To all this belong five sculptures The Concrete Bulls (Los Toros de Hormigón) (1990), four large reliefs (Trashumancia) (1993) and paintings such as The Burial of the Sardine (El Entierro de la Sardina) (1985), The Billard Girls (Las Chicas del Billar) (1986), Mythos Berlin (1987) and Estrella Seelenfreund (1994).

In addition, the Wolf and Mercedes Vostell Collection has a large number of paintings like the cycles El muerto que tiene Sed and VOAEX and the sculpture projects Icarus and Tanit, which attempt to offer a comprehensive tour of a selection of the artist's cycles. Also worth mentioning are the works Transmigration III (1958–1959), in which a television set is integrated, and Foreign mountain (Montaña extranjera) (1958), with which Wolf Vostell began his production in Extremadura.

In the garden of the museum there is a 16-meter high sculpture by Wolf Vostell with the title Why did the process between Pilate and Jesus take only two minutes? (Por qué el proceso entre Jesús y Pilatos duró solamente dos minutos?) (1996), consisting of the fuselage of a Russian Mig-21 airplane, two automobiles, computer monitors and three pianos.

=== Fluxus Collection ===
The Fluxus collection was donated to the museum by the Italian art collector Gino Di Maggio in october 1996. Di Maggio established a personal relationship with the Fluxus artists, took care of their works and exhibited them first in the multipurpose room Multhipla and later in the Mudima Foundation.

The donation consists of a series of works, most of which are Fluxus actions and interventions, so that the Photographs, videos, manifestos and various texts are the necessary additions to these bundles of files.

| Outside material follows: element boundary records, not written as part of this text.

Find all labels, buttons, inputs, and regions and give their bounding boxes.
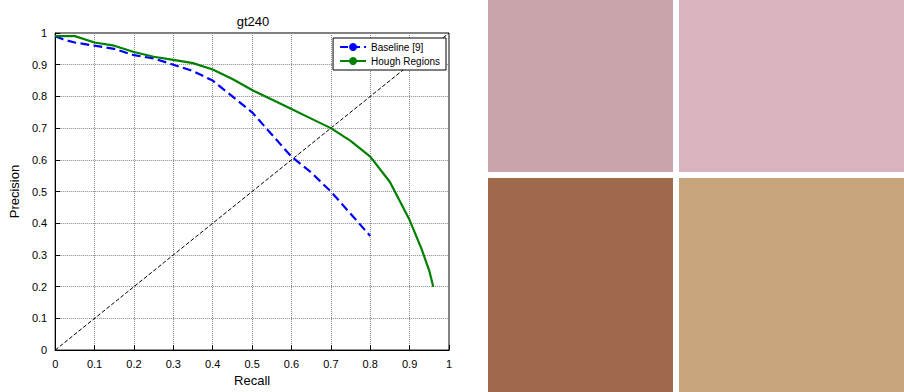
svg-text:0.3: 0.3: [166, 358, 181, 370]
svg-text:0.2: 0.2: [126, 358, 141, 370]
svg-text:0.7: 0.7: [323, 358, 338, 370]
svg-text:0.8: 0.8: [363, 358, 378, 370]
svg-text:0.9: 0.9: [32, 59, 47, 71]
svg-text:0.2: 0.2: [32, 281, 47, 293]
svg-text:0.1: 0.1: [87, 358, 102, 370]
svg-text:0.6: 0.6: [32, 154, 47, 166]
svg-text:0.5: 0.5: [32, 186, 47, 198]
svg-text:0.1: 0.1: [32, 312, 47, 324]
svg-text:0.8: 0.8: [32, 90, 47, 102]
svg-text:0.4: 0.4: [32, 217, 47, 229]
svg-text:0.3: 0.3: [32, 249, 47, 261]
svg-text:gt240: gt240: [237, 14, 270, 29]
svg-text:0.5: 0.5: [244, 358, 259, 370]
svg-text:1: 1: [446, 358, 452, 370]
svg-text:1: 1: [41, 27, 47, 39]
svg-text:0.9: 0.9: [402, 358, 417, 370]
svg-text:Hough Regions: Hough Regions: [371, 56, 440, 67]
svg-text:Precision: Precision: [7, 165, 22, 218]
svg-text:0: 0: [52, 358, 58, 370]
svg-text:0.4: 0.4: [205, 358, 220, 370]
svg-text:Baseline [9]: Baseline [9]: [371, 42, 423, 53]
svg-text:0: 0: [41, 344, 47, 356]
svg-text:Recall: Recall: [234, 373, 270, 388]
svg-text:0.7: 0.7: [32, 122, 47, 134]
svg-text:0.6: 0.6: [284, 358, 299, 370]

The exhibition comprises 250 works, installations, Paintings and Sculptures by 31 artists of European, North American and Asian origin who, since the late 1950s and 1960s, have synthesized the upheavals in all areas of culture in the Happening and Fluxus movements in favour of a renewal of the artistic field in an interdisciplinary and intermediary manner, transcending everyday life and as the seed of a fundamental social transformation.

==== Fluxus artists within the collection ====

- Eric Andersen
- Ay-O
- George Brecht
- Giuseppe Chiari
- Philip Corner
- Willem de Ridder
- Robert Filliou
- Henry Flynt
- Al Hansen
- Geoffrey Hendricks
- Dick Higgins
- Joe Jones
- Allan Kaprow
- Milan Knížák
- Alison Knowles
- Shigeko Kubota
- Jean-Jacques Lebel
- George Maciunas
- Walter Marchetti
- Charlotte Moorman
- Yoko Ono
- Nam June Paik
- Benjamin Patterson
- Takako Saito
- Antonio Saura
- Mieko Shiomi
- Gianni-Emilio Simonetti
- Daniel Spoerri
- Ben Vautier
- Wolf Vostell
- Robert Watts
- Emmett Williams

== Movies ==

- 1976: VOAEX, by Ulrike Ottinger.
- 1982: Wolf Vostell – Mitten am Rande der Welt, (part 1 | part 2) by Jürgen Böttcher.
- 1994: Traumziele, Zwischen Berlin und Malpartida – auf den Spuren von Wolf Vostell, by Werner Filmer y Ernst – Michael Wingens.
- 2015: Malpartida Fluxus Village, de María Pérez.
- 2016: Documentary, by Jesús Alonso Ovejero for RTVE.